Musing 24: Pre-training Small Base Language Models with Fewer Tokens
An experimentally heavy paper on how to train smaller language models (LMs) while still remaining effective
Today’s paper: Pre-training Small Base LMs with Fewer Tokens. Sanyal et al. 15 Apr 2024. https://arxiv.org/pdf/2404.08634.pdf
As is evident in their name, ‘large’ language models are big, and getting bigger. This has implications for who can train them, how they train them, and how much energy the models can use. Furthermore, the largest models, which are almost all commercial, are also proprietary and we don’t know a lot about how they are trained. All of this is to say that, performance notwithstanding, if we can make the models more efficient (aka make them smaller, and train them faster) and their training process more transparent, we would be better of scientifically, not to mention benefit the environment.
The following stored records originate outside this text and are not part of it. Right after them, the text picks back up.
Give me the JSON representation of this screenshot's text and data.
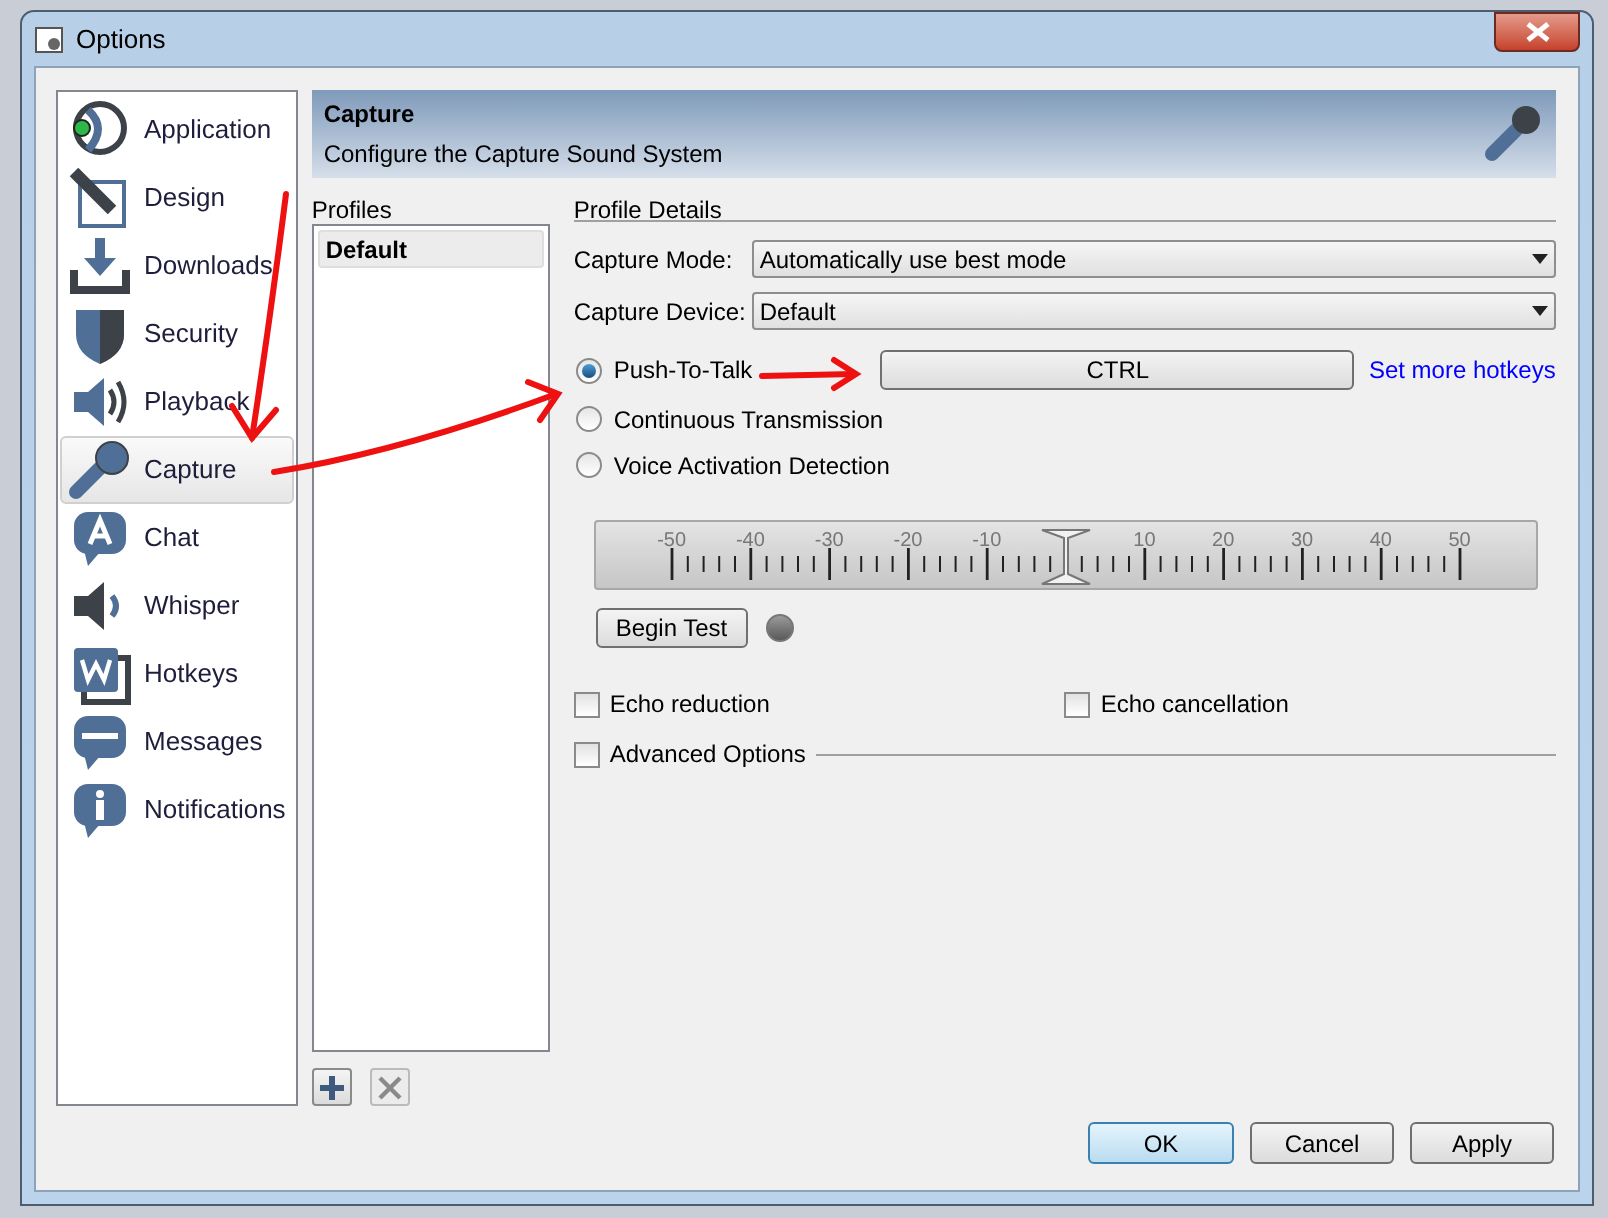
{
  "window": {
    "title": "Options"
  },
  "sidebar": {
    "items": [
      {
        "label": "Application",
        "selected": false
      },
      {
        "label": "Design",
        "selected": false
      },
      {
        "label": "Downloads",
        "selected": false
      },
      {
        "label": "Security",
        "selected": false
      },
      {
        "label": "Playback",
        "selected": false
      },
      {
        "label": "Capture",
        "selected": true
      },
      {
        "label": "Chat",
        "selected": false
      },
      {
        "label": "Whisper",
        "selected": false
      },
      {
        "label": "Hotkeys",
        "selected": false
      },
      {
        "label": "Messages",
        "selected": false
      },
      {
        "label": "Notifications",
        "selected": false
      }
    ]
  },
  "header": {
    "title": "Capture",
    "subtitle": "Configure the Capture Sound System"
  },
  "profiles": {
    "label": "Profiles",
    "items": [
      {
        "label": "Default",
        "selected": true
      }
    ]
  },
  "details": {
    "label": "Profile Details",
    "fields": [
      {
        "label": "Capture Mode:",
        "value": "Automatically use best mode"
      },
      {
        "label": "Capture Device:",
        "value": "Default"
      }
    ],
    "modes": [
      {
        "label": "Push-To-Talk",
        "selected": true
      },
      {
        "label": "Continuous Transmission",
        "selected": false
      },
      {
        "label": "Voice Activation Detection",
        "selected": false
      }
    ],
    "hotkey": "CTRL",
    "hotkey_link": "Set more hotkeys",
    "threshold": {
      "scale": [
        "-50",
        "-40",
        "-30",
        "-20",
        "-10",
        "10",
        "20",
        "30",
        "40",
        "50"
      ],
      "level": 0.5
    },
    "test_button": "Begin Test",
    "options": [
      {
        "label": "Echo reduction",
        "checked": false
      },
      {
        "label": "Echo cancellation",
        "checked": false
      }
    ],
    "advanced": {
      "label": "Advanced Options",
      "checked": false
    }
  },
  "buttons": [
    {
      "label": "OK",
      "default": true
    },
    {
      "label": "Cancel",
      "default": false
    },
    {
      "label": "Apply",
      "default": false
    }
  ]
}
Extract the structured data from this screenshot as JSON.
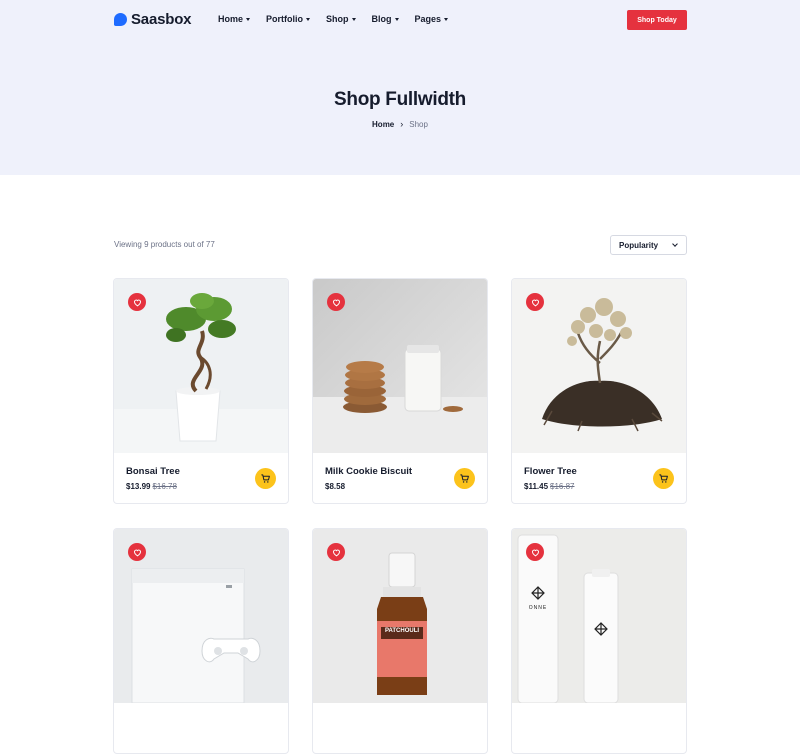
{
  "header": {
    "brand": "Saasbox",
    "nav": [
      {
        "label": "Home"
      },
      {
        "label": "Portfolio"
      },
      {
        "label": "Shop"
      },
      {
        "label": "Blog"
      },
      {
        "label": "Pages"
      }
    ],
    "cta_label": "Shop Today"
  },
  "hero": {
    "title": "Shop Fullwidth",
    "breadcrumb": {
      "home": "Home",
      "separator": "›",
      "current": "Shop"
    }
  },
  "toolbar": {
    "result_count": "Viewing 9 products out of 77",
    "sort_selected": "Popularity"
  },
  "products": [
    {
      "name": "Bonsai Tree",
      "price": "$13.99",
      "old_price": "$16.78",
      "image_icon": "bonsai-tree-image"
    },
    {
      "name": "Milk Cookie Biscuit",
      "price": "$8.58",
      "old_price": "",
      "image_icon": "milk-cookie-image"
    },
    {
      "name": "Flower Tree",
      "price": "$11.45",
      "old_price": "$16.87",
      "image_icon": "flower-tree-image"
    },
    {
      "name": "",
      "price": "",
      "old_price": "",
      "image_icon": "game-console-image"
    },
    {
      "name": "",
      "price": "",
      "old_price": "",
      "image_icon": "essential-oil-image",
      "label_text": "PATCHOULI"
    },
    {
      "name": "",
      "price": "",
      "old_price": "",
      "image_icon": "skincare-bottles-image",
      "label_text": "ONNE"
    }
  ],
  "icons": {
    "wishlist": "heart-icon",
    "cart": "cart-icon",
    "sort": "chevron-down-icon"
  },
  "colors": {
    "accent_red": "#e5323e",
    "cart_yellow": "#fcc31b",
    "hero_bg": "#eff1fb",
    "brand_blue": "#1e6bff"
  }
}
The authors of today’s paper explore the effectiveness of a straightforward method for constructing a small base language model (LM) by using an existing larger LM. This method involves inheriting a subset of transformer blocks from the larger LM and then training the smaller model on a minimal portion (0.1%) of the original pretraining data. Referred to as "Inheritune," the approach is first showcased in building a 1.5B parameter base LM from a starting few layers of a 3B parameter LM, trained on 1B tokens, using a single A6000 GPU in under half a day. Evaluation across 9 varied datasets and the MMLU benchmark reveals that the resulting model compares favorably to publicly available base models of 1B-2B size, some of which were trained on significantly more tokens.
Further exploration of Inheritune involves training smaller LMs using larger LMs and their complete pretraining datasets. Results show that smaller LMs trained with layers from GPT2-medium (355M) and GPT-2-large (770M) can effectively match the validation loss of their larger counterparts when trained from scratch for the same number of steps on the OpenWebText dataset with 9B tokens. Extensive experimentation and analysis underscore Inheritune's efficacy across diverse settings. The code for this approach is accessible at https://github.com/sanyalsunny111/LLM-Inheritune.
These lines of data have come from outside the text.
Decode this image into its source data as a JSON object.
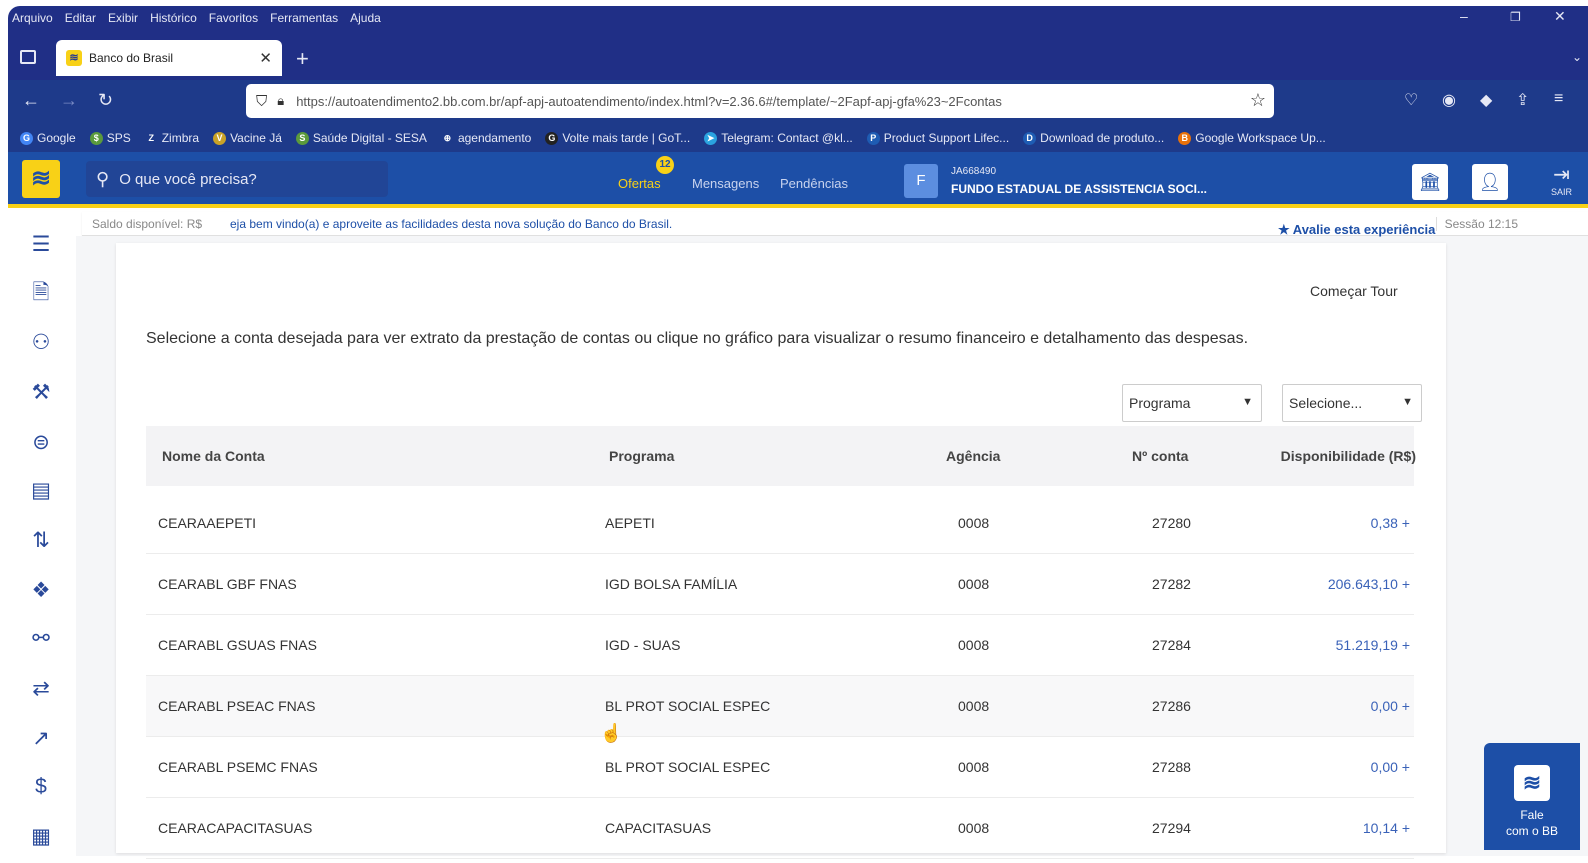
{
  "browser": {
    "menu": [
      "Arquivo",
      "Editar",
      "Exibir",
      "Histórico",
      "Favoritos",
      "Ferramentas",
      "Ajuda"
    ],
    "tab_title": "Banco do Brasil",
    "url": "https://autoatendimento2.bb.com.br/apf-apj-autoatendimento/index.html?v=2.36.6#/template/~2Fapf-apj-gfa%23~2Fcontas",
    "bookmarks": [
      {
        "label": "Google",
        "color": "#4285f4",
        "glyph": "G"
      },
      {
        "label": "SPS",
        "color": "#5b9a3c",
        "glyph": "$"
      },
      {
        "label": "Zimbra",
        "color": "#1e3a8a",
        "glyph": "Z"
      },
      {
        "label": "Vacine Já",
        "color": "#c9a227",
        "glyph": "V"
      },
      {
        "label": "Saúde Digital - SESA",
        "color": "#5b9a3c",
        "glyph": "S"
      },
      {
        "label": "agendamento",
        "color": "#1e3a8a",
        "glyph": "⊕"
      },
      {
        "label": "Volte mais tarde | GoT...",
        "color": "#222222",
        "glyph": "G"
      },
      {
        "label": "Telegram: Contact @kl...",
        "color": "#2aa3e0",
        "glyph": "➤"
      },
      {
        "label": "Product Support Lifec...",
        "color": "#1e5cb3",
        "glyph": "P"
      },
      {
        "label": "Download de produto...",
        "color": "#1e5cb3",
        "glyph": "D"
      },
      {
        "label": "Google Workspace Up...",
        "color": "#e8710a",
        "glyph": "B"
      }
    ]
  },
  "header": {
    "search_placeholder": "O que você precisa?",
    "tabs": {
      "ofertas": "Ofertas",
      "mensagens": "Mensagens",
      "pendencias": "Pendências"
    },
    "ofertas_badge": "12",
    "account": {
      "avatar": "F",
      "id": "JA668490",
      "name": "FUNDO ESTADUAL DE ASSISTENCIA SOCI..."
    },
    "sair": "SAIR"
  },
  "infostrip": {
    "saldo": "Saldo disponível: R$",
    "welcome": "eja bem vindo(a) e aproveite as facilidades desta nova solução do Banco do Brasil.",
    "sessao": "Sessão 12:15"
  },
  "main": {
    "avalie": "Avalie esta experiência",
    "tour": "Começar Tour",
    "instruction": "Selecione a conta desejada para ver extrato da prestação de contas ou clique no gráfico para visualizar o resumo financeiro e detalhamento das despesas.",
    "filter_programa": "Programa",
    "filter_selecione": "Selecione...",
    "columns": {
      "nome": "Nome da Conta",
      "programa": "Programa",
      "agencia": "Agência",
      "conta": "Nº conta",
      "disp": "Disponibilidade (R$)"
    },
    "rows": [
      {
        "nome": "CEARAAEPETI",
        "programa": "AEPETI",
        "agencia": "0008",
        "conta": "27280",
        "disp": "0,38 +"
      },
      {
        "nome": "CEARABL GBF FNAS",
        "programa": "IGD BOLSA FAMÍLIA",
        "agencia": "0008",
        "conta": "27282",
        "disp": "206.643,10 +"
      },
      {
        "nome": "CEARABL GSUAS FNAS",
        "programa": "IGD - SUAS",
        "agencia": "0008",
        "conta": "27284",
        "disp": "51.219,19 +"
      },
      {
        "nome": "CEARABL PSEAC FNAS",
        "programa": "BL PROT SOCIAL ESPEC",
        "agencia": "0008",
        "conta": "27286",
        "disp": "0,00 +"
      },
      {
        "nome": "CEARABL PSEMC FNAS",
        "programa": "BL PROT SOCIAL ESPEC",
        "agencia": "0008",
        "conta": "27288",
        "disp": "0,00 +"
      },
      {
        "nome": "CEARACAPACITASUAS",
        "programa": "CAPACITASUAS",
        "agencia": "0008",
        "conta": "27294",
        "disp": "10,14 +"
      }
    ]
  },
  "fale": {
    "line1": "Fale",
    "line2": "com o BB"
  },
  "colors": {
    "brand_blue": "#1d4fa7",
    "brand_yellow": "#f8d117",
    "chrome_blue": "#202f86"
  }
}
The paper is technical and experimental, and it has to be. Much of the advance in the paper is of an engineering nature; we all ‘want’ smaller models that work just as well as the bigger ones, but it takes excellent engineering to get there. This paper makes headway in that direction, and to be convincing, it has to (and does) present a lot of empirical evidence.
Rather than go into a lot of detail into the ‘how’, I’m always interested in the results themselves. If the authors are right, we can make the models much smaller. How much performance do we lose by doing so?
Let’s study the table above. The authors compare their target model (M_tgt) derived using Inheritune with reference model (M_ref) and other baseline models of similar size when pre-trained from scratch and pre-trained with inherited weights and pruning. The model, although trained with fewer tokens, achieves comparable performance compared to the baseline models. The authors highlighted all the scores in bold where their 1.5B model achieves at least 90% of the score compared it’s reference LM or it outperforms at least two of the publicly available baseline LMs. All the tasks are evaluated using 0 shot except MMLU which is 5-shot. The models against which n/a is mentioned are trained from scratch. Other results are similarly convincing, as shown below.
So what are the implications?
Developing small base LMs affordably and effortlessly. Pre-training a small base LM with 1-2B parameters from scratch proves to be prohibitively costly. For example, the TinyLLaMA-1.1B model (proposed by Peiyuan Zhang and Lu, 2023) undergoes pre-training with 16 A100 GPUs over a span of 3 months. In contrast, the authors’ 1.5B LM variant demonstrates competitive performance despite being trained using just 1 A6000 GPU in under 12 hours. Typically, small base LMs undergo fine-tuning for specific tasks before deployment and are not utilized in their base form. With Inheritune, the authors introduce a remarkably straightforward and cost-effective approach to develop a small base LM for subsequent fine-tuning before deployment.
Naive baseline for pre-training a scaled down variant of large base LMs. Typically small variants of large base LMs are pre-trained using the same pre-training data. The authors show that even with a small fraction of pre-train data (randomly sampled) and few initial layers of the large base LM one can develop a small base LM. Therefore their Inheritune recipe has the potential to become the naive baseline for any pre-training pipeline aiming to develop a smaller variant of a large base LM.
Sufficient depth for bigger LLMs. The architectural choices, especially the total numbers of layers used for an LLM, are largely taken arbitrarily. The authors show a method to identify sufficient depth of a particular model without losing on pretraining validation loss. They claim that the usage of their recipe can go beyond depth.
In closing, the study demonstrates the efficacy of the Inheritune method for pre-training small base language models using significantly fewer data tokens and computational resources than traditional methods. The authors proposed a very simple way of creating a smaller LM using a large reference model and a small training set. Their findings have a lot of potential.